FIU Registration and Anti-Money Laundering Compliance

In March 2023, the government brought virtual digital asset service providers under the Prevention of Money Laundering Act, 2002 (PMLA). All crypto exchanges and VDA service providers operating in India must now register with the Financial Intelligence Unit (FIU-IND) and comply with KYC, transaction monitoring, and suspicious transaction reporting obligations. The FIU took enforcement action against offshore exchanges that were operating in India without registration, including issuing show cause notices and blocking access to non-compliant platforms. From April 1, 2026, stricter reporting standards have been introduced, with entities facing daily fines for inaccurate transaction reporting. Cross-border crypto transaction data sharing under the OECD's Crypto-Asset Reporting Framework (CARF) is planned to begin on April 1, 2027, which will enable Indian tax authorities to receive information about Indian residents' crypto holdings on offshore platforms.

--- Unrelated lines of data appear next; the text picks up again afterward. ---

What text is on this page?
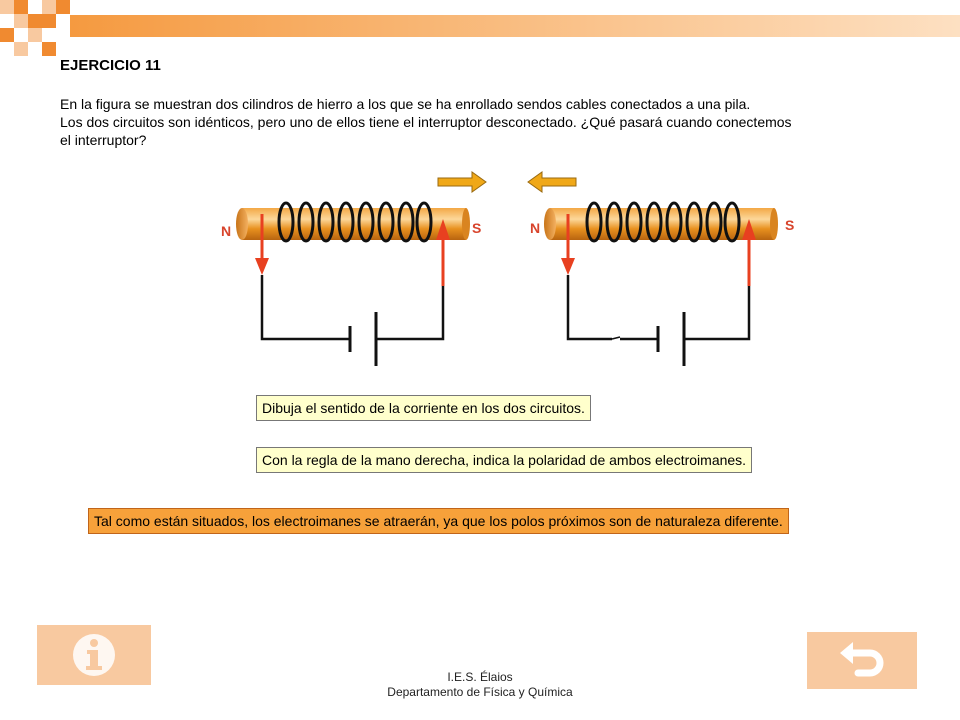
EJERCICIO 11

En la figura se muestran dos cilindros de hierro a los que se ha enrollado sendos cables conectados a una pila.
Los dos circuitos son idénticos, pero uno de ellos tiene el interruptor desconectado. ¿Qué pasará cuando conectemos
el interruptor?

N	S	N	S
Dibuja el sentido de la corriente en los dos circuitos.
Con la regla de la mano derecha, indica la polaridad de ambos electroimanes.
Tal como están situados, los electroimanes se atraerán, ya que los polos próximos son de naturaleza diferente.
I.E.S. Élaios
Departamento de Física y Química
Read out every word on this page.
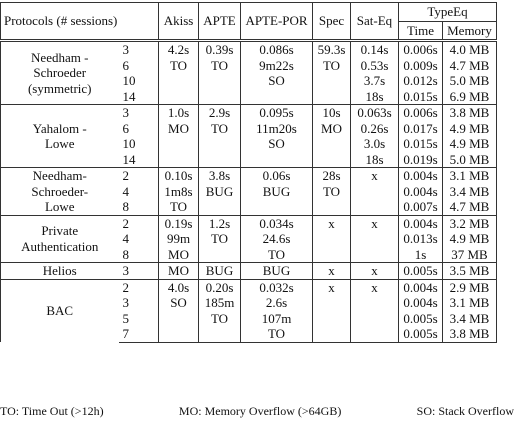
Protocols (# sessions)		Akiss	APTE	APTE-POR	Spec	Sat-Eq	TypeEq	
							Time	Memory

Needham -
Schroeder
(symmetric)	3	4.2s	0.39s	0.086s	59.3s	0.14s	0.006s	4.0 MB
	6	TO	TO	9m22s	TO	0.53s	0.009s	4.7 MB
	10			SO		3.7s	0.012s	5.0 MB
	14					18s	0.015s	6.9 MB

Yahalom -
Lowe	3	1.0s	2.9s	0.095s	10s	0.063s	0.006s	3.8 MB
	6	MO	TO	11m20s	MO	0.26s	0.017s	4.9 MB
	10			SO		3.0s	0.015s	4.9 MB
	14					18s	0.019s	5.0 MB

Needham-
Schroeder-
Lowe	2	0.10s	3.8s	0.06s	28s	x	0.004s	3.1 MB
	4	1m8s	BUG	BUG	TO		0.004s	3.4 MB
	8	TO					0.007s	4.7 MB

Private
Authentication	2	0.19s	1.2s	0.034s	x	x	0.004s	3.2 MB
	4	99m	TO	24.6s			0.013s	4.9 MB
	8	MO		TO			1s	37 MB

Helios	3	MO	BUG	BUG	x	x	0.005s	3.5 MB

BAC	2	4.0s	0.20s	0.032s	x	x	0.004s	2.9 MB
	3	SO	185m	2.6s			0.004s	3.1 MB
	5		TO	107m			0.005s	3.4 MB
	7			TO			0.005s	3.8 MB
TO: Time Out (>12h)	MO: Memory Overflow (>64GB)	SO: Stack Overflow
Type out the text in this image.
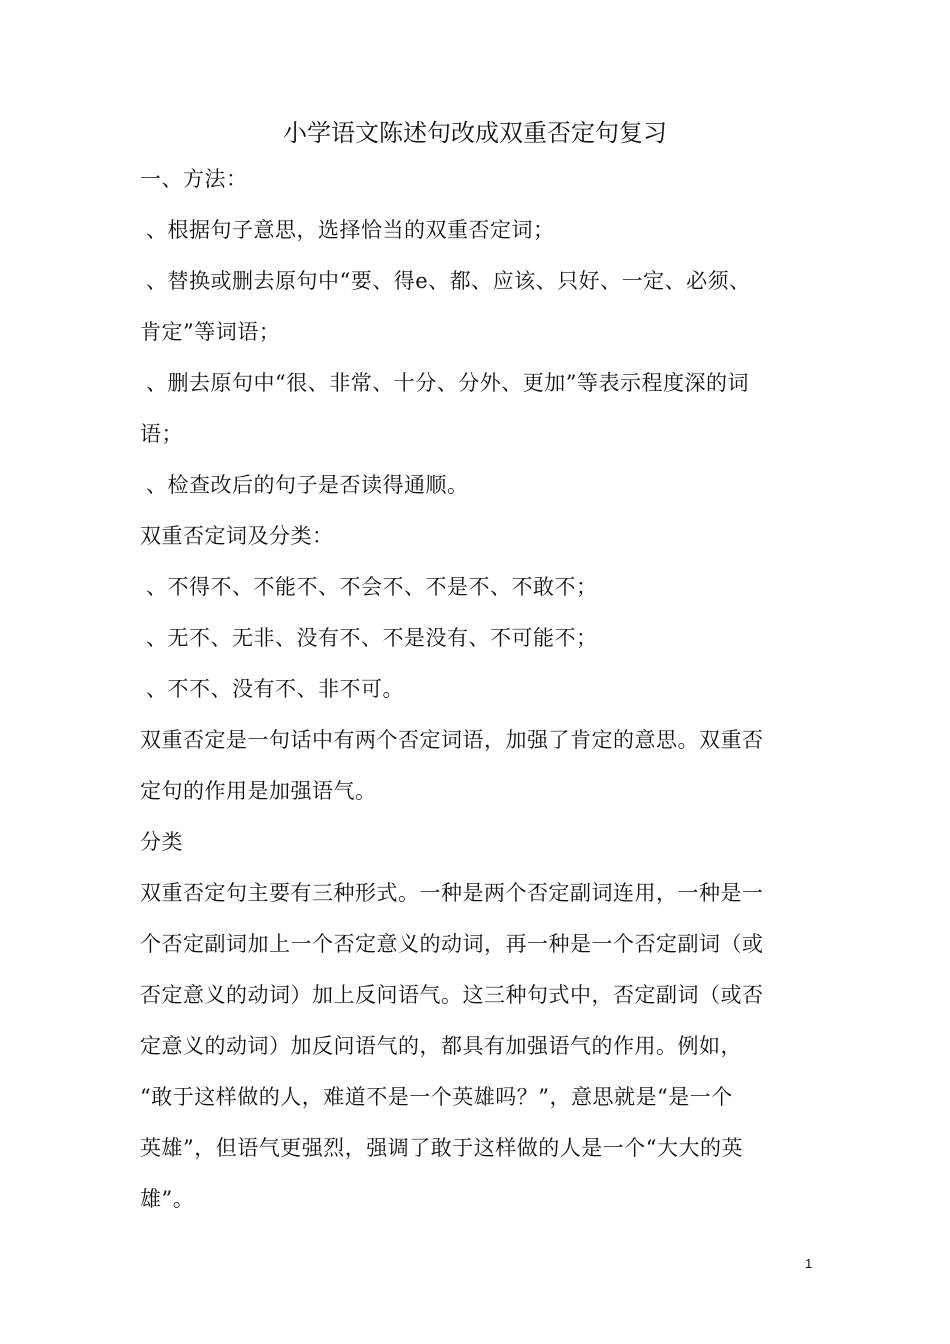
小学语文陈述句改成双重否定句复习
一、方法：
、根据句子意思，选择恰当的双重否定词；
、替换或删去原句中“要、得e、都、应该、只好、一定、必须、
肯定”等词语；
、删去原句中“很、非常、十分、分外、更加”等表示程度深的词
语；
、检查改后的句子是否读得通顺。
双重否定词及分类：
、不得不、不能不、不会不、不是不、不敢不；
、无不、无非、没有不、不是没有、不可能不；
、不不、没有不、非不可。
双重否定是一句话中有两个否定词语，加强了肯定的意思。双重否
定句的作用是加强语气。
分类
双重否定句主要有三种形式。一种是两个否定副词连用，一种是一
个否定副词加上一个否定意义的动词，再一种是一个否定副词（或
否定意义的动词）加上反问语气。这三种句式中，否定副词（或否
定意义的动词）加反问语气的，都具有加强语气的作用。例如，
“敢于这样做的人，难道不是一个英雄吗？”，意思就是“是一个
英雄”，但语气更强烈，强调了敢于这样做的人是一个“大大的英
雄”。
1
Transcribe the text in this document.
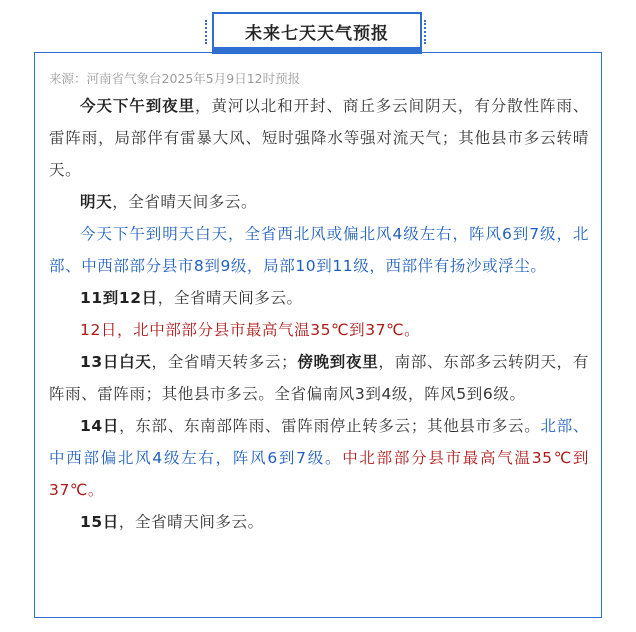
未来七天天气预报
来源：河南省气象台2025年5月9日12时预报

今天下午到夜里，黄河以北和开封、商丘多云间阴天，有分散性阵雨、雷阵雨，局部伴有雷暴大风、短时强降水等强对流天气；其他县市多云转晴天。

明天，全省晴天间多云。

今天下午到明天白天，全省西北风或偏北风4级左右，阵风6到7级，北部、中西部部分县市8到9级，局部10到11级，西部伴有扬沙或浮尘。

11到12日，全省晴天间多云。

12日，北中部部分县市最高气温35℃到37℃。

13日白天，全省晴天转多云；傍晚到夜里，南部、东部多云转阴天，有阵雨、雷阵雨；其他县市多云。全省偏南风3到4级，阵风5到6级。

14日，东部、东南部阵雨、雷阵雨停止转多云；其他县市多云。北部、中西部偏北风4级左右，阵风6到7级。中北部部分县市最高气温35℃到37℃。

15日，全省晴天间多云。
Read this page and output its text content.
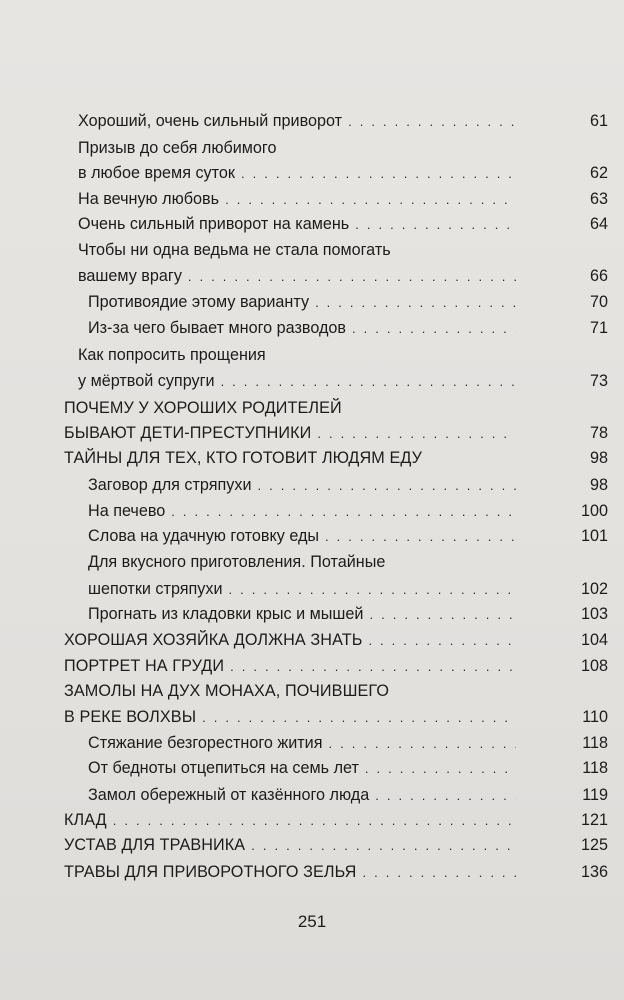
Хороший, очень сильный приворот . . .	61
Призыв до себя любимого
в любое время суток . . .	62
На вечную любовь . . .	63
Очень сильный приворот на камень . . .	64
Чтобы ни одна ведьма не стала помогать
вашему врагу . . .	66
Противоядие этому варианту . . .	70
Из-за чего бывает много разводов . . .	71
Как попросить прощения
у мёртвой супруги . . .	73
ПОЧЕМУ У ХОРОШИХ РОДИТЕЛЕЙ
БЫВАЮТ ДЕТИ-ПРЕСТУПНИКИ . . .	78
ТАЙНЫ ДЛЯ ТЕХ, КТО ГОТОВИТ ЛЮДЯМ ЕДУ	98
Заговор для стряпухи . . .	98
На печево . . .	100
Слова на удачную готовку еды . . .	101
Для вкусного приготовления. Потайные
шепотки стряпухи . . .	102
Прогнать из кладовки крыс и мышей . . .	103
ХОРОШАЯ ХОЗЯЙКА ДОЛЖНА ЗНАТЬ . . .	104
ПОРТРЕТ НА ГРУДИ . . .	108
ЗАМОЛЫ НА ДУХ МОНАХА, ПОЧИВШЕГО
В РЕКЕ ВОЛХВЫ . . .	110
Стяжание безгорестного жития . . .	118
От бедноты отцепиться на семь лет . . .	118
Замол обережный от казённого люда . . .	119
КЛАД . . .	121
УСТАВ ДЛЯ ТРАВНИКА . . .	125
ТРАВЫ ДЛЯ ПРИВОРОТНОГО ЗЕЛЬЯ . . .	136
251
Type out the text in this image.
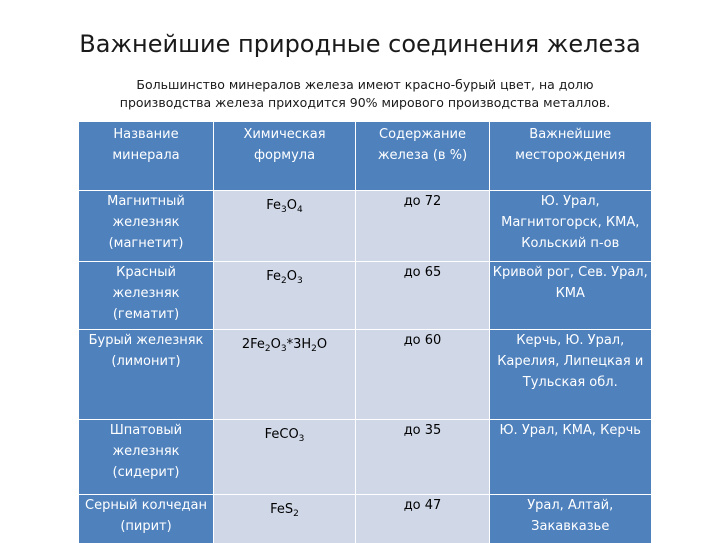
Важнейшие природные соединения железа
Большинство минералов железа имеют красно-бурый цвет, на долю производства железа приходится 90% мирового производства металлов.
Название минерала	Химическая формула	Содержание железа (в %)	Важнейшие месторождения
Магнитный железняк (магнетит)	$Fe_3O_4$	до 72	Ю. Урал, Магнитогорск, КМА, Кольский п-ов
Красный железняк (гематит)	$Fe_2O_3$	до 65	Кривой рог, Сев. Урал, КМА
Бурый железняк (лимонит)	$2Fe_2O_3*3H_2O$	до 60	Керчь, Ю. Урал, Карелия, Липецкая и Тульская обл.
Шпатовый железняк (сидерит)	FeCO$_3$	до 35	Ю. Урал, КМА, Керчь
Серный колчедан (пирит)	FeS$_2$	до 47	Урал, Алтай, Закавказье
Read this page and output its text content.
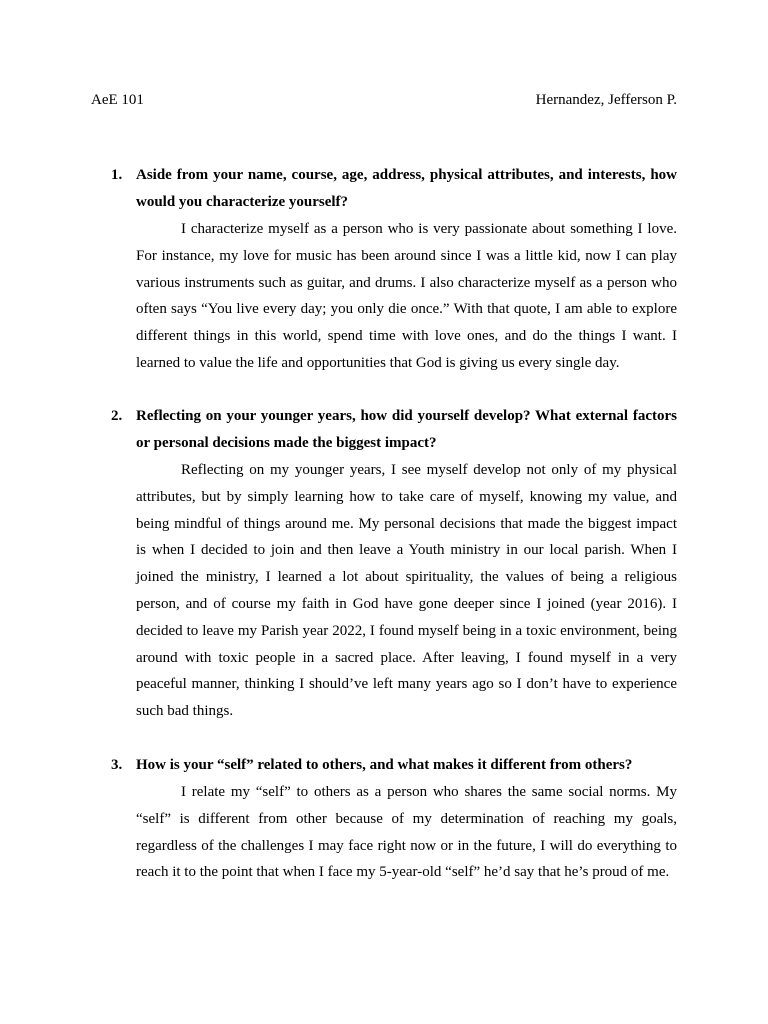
AeE 101	Hernandez, Jefferson P.
1. Aside from your name, course, age, address, physical attributes, and interests, how would you characterize yourself?

I characterize myself as a person who is very passionate about something I love. For instance, my love for music has been around since I was a little kid, now I can play various instruments such as guitar, and drums. I also characterize myself as a person who often says “You live every day; you only die once.” With that quote, I am able to explore different things in this world, spend time with love ones, and do the things I want. I learned to value the life and opportunities that God is giving us every single day.

2. Reflecting on your younger years, how did yourself develop? What external factors or personal decisions made the biggest impact?

Reflecting on my younger years, I see myself develop not only of my physical attributes, but by simply learning how to take care of myself, knowing my value, and being mindful of things around me. My personal decisions that made the biggest impact is when I decided to join and then leave a Youth ministry in our local parish. When I joined the ministry, I learned a lot about spirituality, the values of being a religious person, and of course my faith in God have gone deeper since I joined (year 2016). I decided to leave my Parish year 2022, I found myself being in a toxic environment, being around with toxic people in a sacred place. After leaving, I found myself in a very peaceful manner, thinking I should’ve left many years ago so I don’t have to experience such bad things.

3. How is your “self” related to others, and what makes it different from others?

I relate my “self” to others as a person who shares the same social norms. My “self” is different from other because of my determination of reaching my goals, regardless of the challenges I may face right now or in the future, I will do everything to reach it to the point that when I face my 5-year-old “self” he’d say that he’s proud of me.
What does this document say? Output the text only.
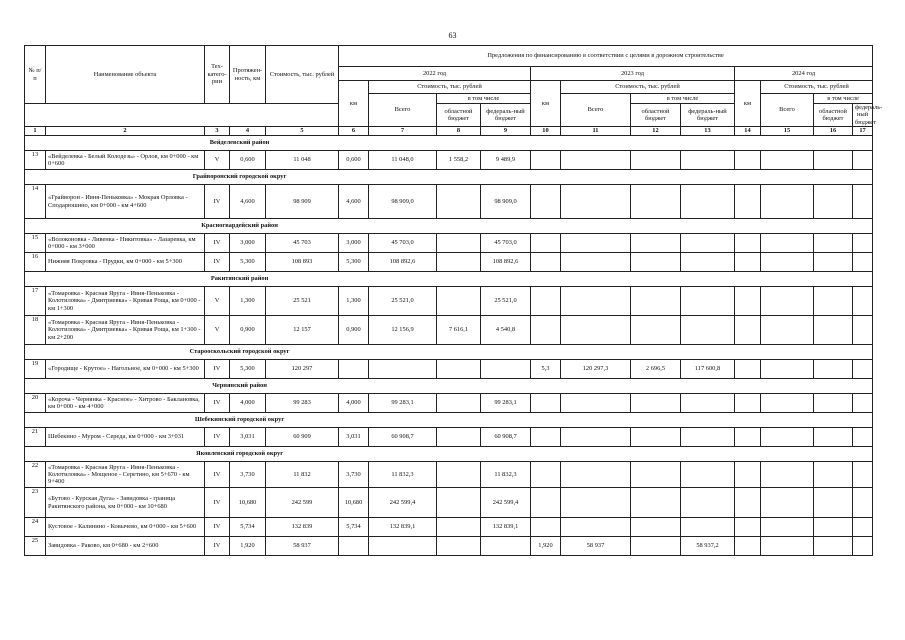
63
№ п/п	Наименование объекта	Тех-катего-рии	Протяжен-ность, км	Стоимость, тыс. рублей	Предложения по финансированию в соответствии с целями в дорожном строительстве											
					2022 год				2023 год				2024 год			
					км	Стоимость, тыс. рублей			км	Стоимость, тыс. рублей			км	Стоимость, тыс. рублей		
						Всего	в том числе			Всего	в том числе			Всего	в том числе	
							областной бюджет	федераль-ный бюджет			областной бюджет	федераль-ный бюджет			областной бюджет	федераль-ный бюджет
1	2	3	4	5	6	7	8	9	10	11	12	13	14	15	16	17
Вейделевский район																
13	«Вейделевка - Белый Колодезь» - Орлов, км 0+000 - км 0+600	V	0,600	11 048	0,600	11 048,0	1 558,2	9 489,9								
Грайворонский городской округ																
14	«Грайворон - Ивня-Пеньковка» - Мокрая Орловка - Сподарюшино, км 0+000 - км 4+600	IV	4,600	98 909	4,600	98 909,0		98 909,0								
Красногвардейский район																
15	«Волоконовка - Ливенка - Никитовка» - Лазаревка, км 0+000 - км 3+000	IV	3,000	45 703	3,000	45 703,0		45 703,0								
16	Нижняя Покровка - Прудки, км 0+000 - км 5+300	IV	5,300	108 893	5,300	108 892,6		108 892,6								
Ракитянский район																
17	«Томаровка - Красная Яруга - Ивня-Пеньковка - Колотиловка» - Дмитриевка» - Кривая Роща, км 0+000 - км 1+300	V	1,300	25 521	1,300	25 521,0		25 521,0								
18	«Томаровка - Красная Яруга - Ивня-Пеньковка - Колотиловка» - Дмитриевка» - Кривая Роща, км 1+300 - км 2+200	V	0,900	12 157	0,900	12 156,9	7 616,1	4 540,8								
Старооскольский городской округ																
19	«Городище - Крутое» - Нагольное, км 0+000 - км 5+300	IV	5,300	120 297					5,3	120 297,3	2 696,5	117 600,8				
Чернянский район																
20	«Короча - Чернянка - Красное» - Хитрово - Баклановка, км 0+000 - км 4+000	IV	4,000	99 283	4,000	99 283,1		99 283,1								
Шебекинский городской округ																
21	Шебекино - Муром - Середа, км 0+000 - км 3+031	IV	3,031	60 909	3,031	60 908,7		60 908,7								
Яковлевский городской округ																
22	«Томаровка - Красная Яруга - Ивня-Пеньковка - Колотиловка» - Мощеное - Серетино, км 5+670 - км 9+400	IV	3,730	11 832	3,730	11 832,3		11 832,3								
23	«Бутово - Курская Дуга» - Завидовка - граница Ракитянского района, км 0+000 - км 10+680	IV	10,680	242 599	10,680	242 599,4		242 599,4								
24	Кустовое - Калинино - Ковычево, км 0+000 - км 5+600	IV	5,734	132 839	5,734	132 839,1		132 839,1								
25	Завидовка - Раково, км 0+680 - км 2+600	IV	1,920	58 937					1,920	58 937		58 937,2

RBI's Digital Rupee and CBDC Progress

While private cryptocurrency faces heavy regulation, the RBI has been actively developing its own Central Bank Digital Currency (CBDC), the Digital Rupee (e-rupee). The pilot programme, launched in December 2022, has expanded significantly. By 2026, CBDC transactions have crossed 150 million in volume with total value exceeding Rs 34,000 crore. The RBI's focus has shifted from growing transaction volumes to testing specific functionalities such as offline payments via NFC technology and user-level programmability for government transfers. The RBI has also submitted a proposal to place the linking of CBDCs across BRICS countries on the agenda for the 2026 BRICS summit. The Digital Rupee is positioned as the government's preferred digital payment instrument, operating within the regulated banking system, unlike private cryptocurrencies which the government views as speculative assets operating outside the traditional financial framework.

Key Takeaways

Crypto is legal in India but is not legal tender. A 30 per cent flat tax applies on all crypto gains with no loss offset permitted. A 1 per cent TDS applies on all VDA transfers above Rs 10,000. All crypto exchanges must register with FIU-IND and comply with PMLA obligations. OECD CARF data sharing on cross-border crypto holdings begins April 2027. The RBI's Digital Rupee has crossed 150 million transactions and is being tested for offline and programmable payment features. No comprehensive crypto legislation has been enacted, and the regulatory framework relies on tax law, PMLA, and FIU registration. Crypto investors should maintain detailed transaction records, ensure their platform is FIU-registered, and account for the TDS and 30 per cent tax in their investment calculations.